All that leaves Facyson and Adonis Alexander as the only secondary members returning to their same spots as last season. That, in turn, means that Facyson needs to be a leader of the group.

In the past, he has been reluctant to be vocal – but not this spring.

“When I got here, we had Antone [Exum] and Kyle [Fuller] and Kyshoen [Jarrett] and [Detrick] Bonner,” Facyson said. “I didn’t really have to speak much. I just followed along. Now that those guys are gone, it’s almost as if it was handed down to you to pick up that leadership role and try to do everything right on and off the field – and be more vocal with things, especially since I wasn’t before. But I think it’s been going pretty well.”

Facyson also expects to more than just a leader for Tech. He expects to be a dominant player.

Coaches and fans expected that when he caught everyone’s attention as a true freshman in 2013. He started nine games and had five interceptions, but he spent the next two seasons battling injuries and never really played to his capabilities as a result.

He returned last season and started all 14 games. Yet last season just served to knock the rust off. This spring, he feels great and ready for a big 2017 season.

“It’s always nice when you remain injury free,” he said. “I'm just going to continue to work on that and do everything I need to do to stay injury free. I’m taking it day by day. Just a lot of maintenance stuff. There are things I feel that I can get better at in the training room and the weight room. Just a lot of strength and stuff like that for maintenance, so that I can remain healthy.”

Facyson hopes good health helps end his interception-less streak – one that has stretched to 32 games. In fact, after intercepting five passes as a true freshman, he hasn’t intercepted one since that season.

That bothers him, as the tone of his voice suggested recently when discussing the issue. He nearly picked off two against Liberty, and his 21 pass breakups the past two seasons means he’s around the ball. But nothing matches getting that pick.

“I think I’m a better player than I was my freshman year,” he said. “I did come up and had five interceptions, and it hasn’t been that way the past couple of years, but that’s OK because I think I’m a better player than I was my freshman year when I came. I wasn’t really relying on athletic ability, but was relying on the system a lot more.

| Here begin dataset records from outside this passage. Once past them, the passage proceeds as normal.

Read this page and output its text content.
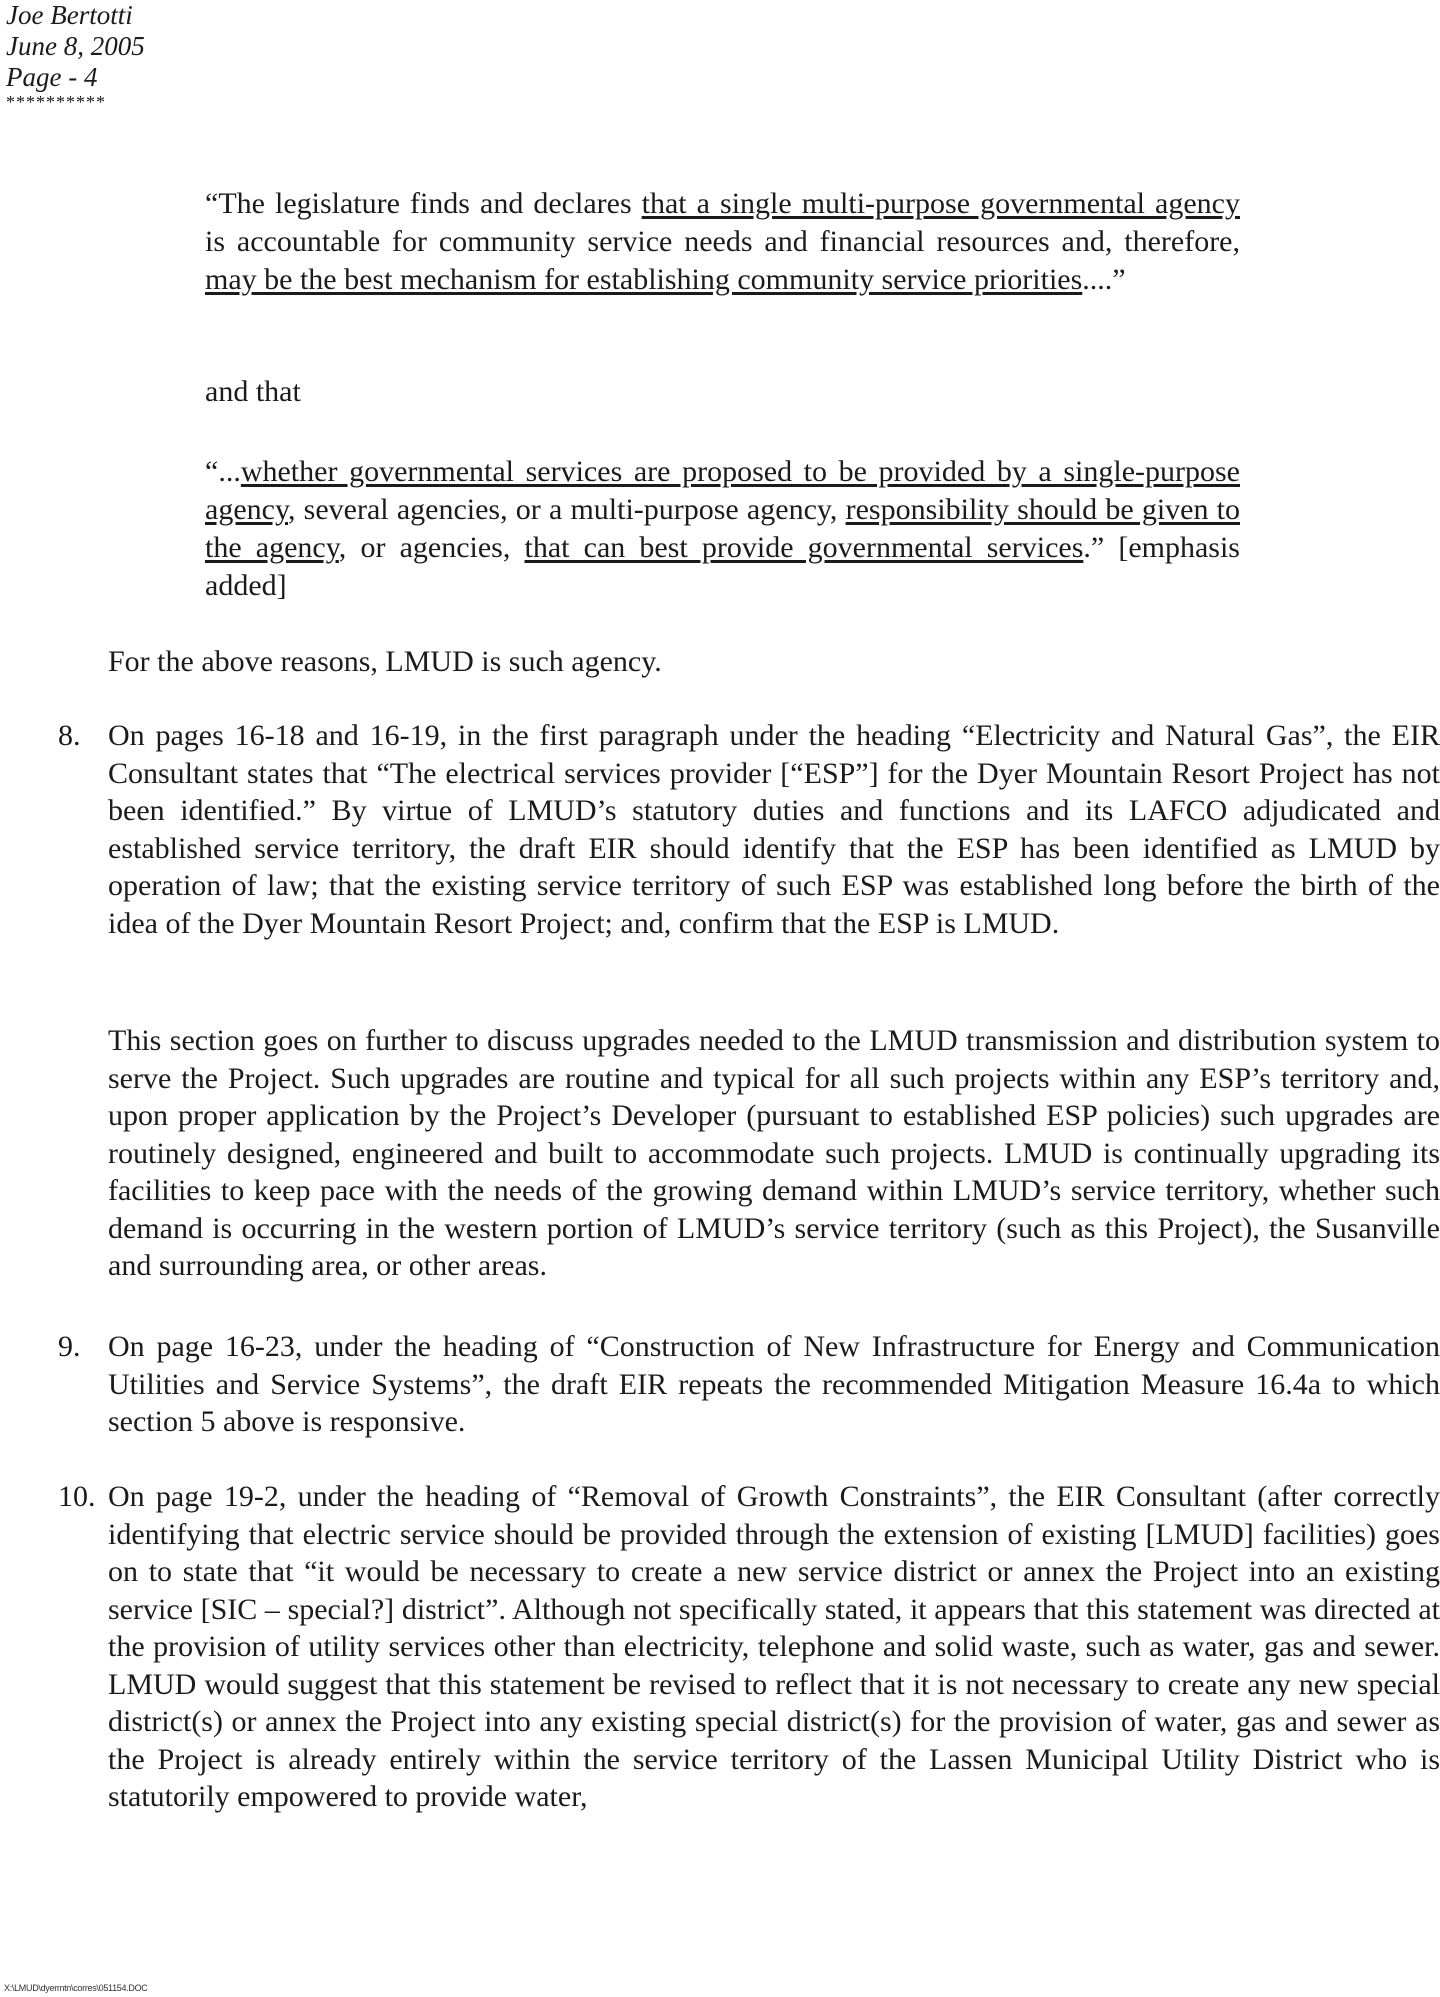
Joe Bertotti
June 8, 2005
Page - 4
**********
“The legislature finds and declares that a single multi-purpose governmental agency is accountable for community service needs and financial resources and, therefore, may be the best mechanism for establishing community service priorities....”
and that
“...whether governmental services are proposed to be provided by a single-purpose agency, several agencies, or a multi-purpose agency, responsibility should be given to the agency, or agencies, that can best provide governmental services.” [emphasis added]
For the above reasons, LMUD is such agency.
8. On pages 16-18 and 16-19, in the first paragraph under the heading “Electricity and Natural Gas”, the EIR Consultant states that “The electrical services provider [“ESP”] for the Dyer Mountain Resort Project has not been identified.” By virtue of LMUD’s statutory duties and functions and its LAFCO adjudicated and established service territory, the draft EIR should identify that the ESP has been identified as LMUD by operation of law; that the existing service territory of such ESP was established long before the birth of the idea of the Dyer Mountain Resort Project; and, confirm that the ESP is LMUD.
This section goes on further to discuss upgrades needed to the LMUD transmission and distribution system to serve the Project. Such upgrades are routine and typical for all such projects within any ESP’s territory and, upon proper application by the Project’s Developer (pursuant to established ESP policies) such upgrades are routinely designed, engineered and built to accommodate such projects. LMUD is continually upgrading its facilities to keep pace with the needs of the growing demand within LMUD’s service territory, whether such demand is occurring in the western portion of LMUD’s service territory (such as this Project), the Susanville and surrounding area, or other areas.
9. On page 16-23, under the heading of “Construction of New Infrastructure for Energy and Communication Utilities and Service Systems”, the draft EIR repeats the recommended Mitigation Measure 16.4a to which section 5 above is responsive.
10. On page 19-2, under the heading of “Removal of Growth Constraints”, the EIR Consultant (after correctly identifying that electric service should be provided through the extension of existing [LMUD] facilities) goes on to state that “it would be necessary to create a new service district or annex the Project into an existing service [SIC – special?] district”. Although not specifically stated, it appears that this statement was directed at the provision of utility services other than electricity, telephone and solid waste, such as water, gas and sewer. LMUD would suggest that this statement be revised to reflect that it is not necessary to create any new special district(s) or annex the Project into any existing special district(s) for the provision of water, gas and sewer as the Project is already entirely within the service territory of the Lassen Municipal Utility District who is statutorily empowered to provide water,
X:\LMUD\dyermtn\corres\051154.DOC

“I’m a lot better now. Those things are going to come. Everyone keeps making a big deal about the whole interception thing, but they’re going to come. I’m a ball hawk. I’m going to get balls. I have no worries about that. I’ll do what I need to do on the field and off the field [to get interceptions], whether that’s catching more balls or doing whatever I need to do. They’re going to come.”

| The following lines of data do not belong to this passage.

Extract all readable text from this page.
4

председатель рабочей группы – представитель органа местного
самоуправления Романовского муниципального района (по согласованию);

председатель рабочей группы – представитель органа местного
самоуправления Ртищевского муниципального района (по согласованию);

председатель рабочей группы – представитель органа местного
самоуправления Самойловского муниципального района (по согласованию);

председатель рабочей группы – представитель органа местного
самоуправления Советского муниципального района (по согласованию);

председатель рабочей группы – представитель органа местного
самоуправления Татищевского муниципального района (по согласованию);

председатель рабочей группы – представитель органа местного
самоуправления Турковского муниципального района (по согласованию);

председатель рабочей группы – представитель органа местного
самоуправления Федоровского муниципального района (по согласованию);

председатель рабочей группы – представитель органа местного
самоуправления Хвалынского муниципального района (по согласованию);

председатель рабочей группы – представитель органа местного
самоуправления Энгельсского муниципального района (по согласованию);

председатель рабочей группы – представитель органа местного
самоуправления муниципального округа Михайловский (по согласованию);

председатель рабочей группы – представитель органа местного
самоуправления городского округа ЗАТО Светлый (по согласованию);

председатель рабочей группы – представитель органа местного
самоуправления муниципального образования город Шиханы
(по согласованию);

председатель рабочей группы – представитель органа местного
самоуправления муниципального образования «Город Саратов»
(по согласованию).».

But he admits that getting the secondary right is the most important thing, and that means helping young cornerbacks such as Jovonn Quillen, Tyree Rodgers and Caleb Farley to learn as much as possible about playing the position. He expressed confidence in all of his teammates in the secondary.

“We have a lot of confidence,” Facyson said. “We lost a couple of guys, and those guys did a great job last year, but I feel the guys coming in and filling those spots are doing a great job this year. I don’t think we’re nervous about anything. I think we’ve built a lot more confidence. We’re a lot hungrier. We want to be the best defense in the nation.”

Tech fans will get a glimpse of this group’s progress in a couple of weeks at the Maroon-Orange Spring Game. The game kicks at 2:30 p.m. on April 22.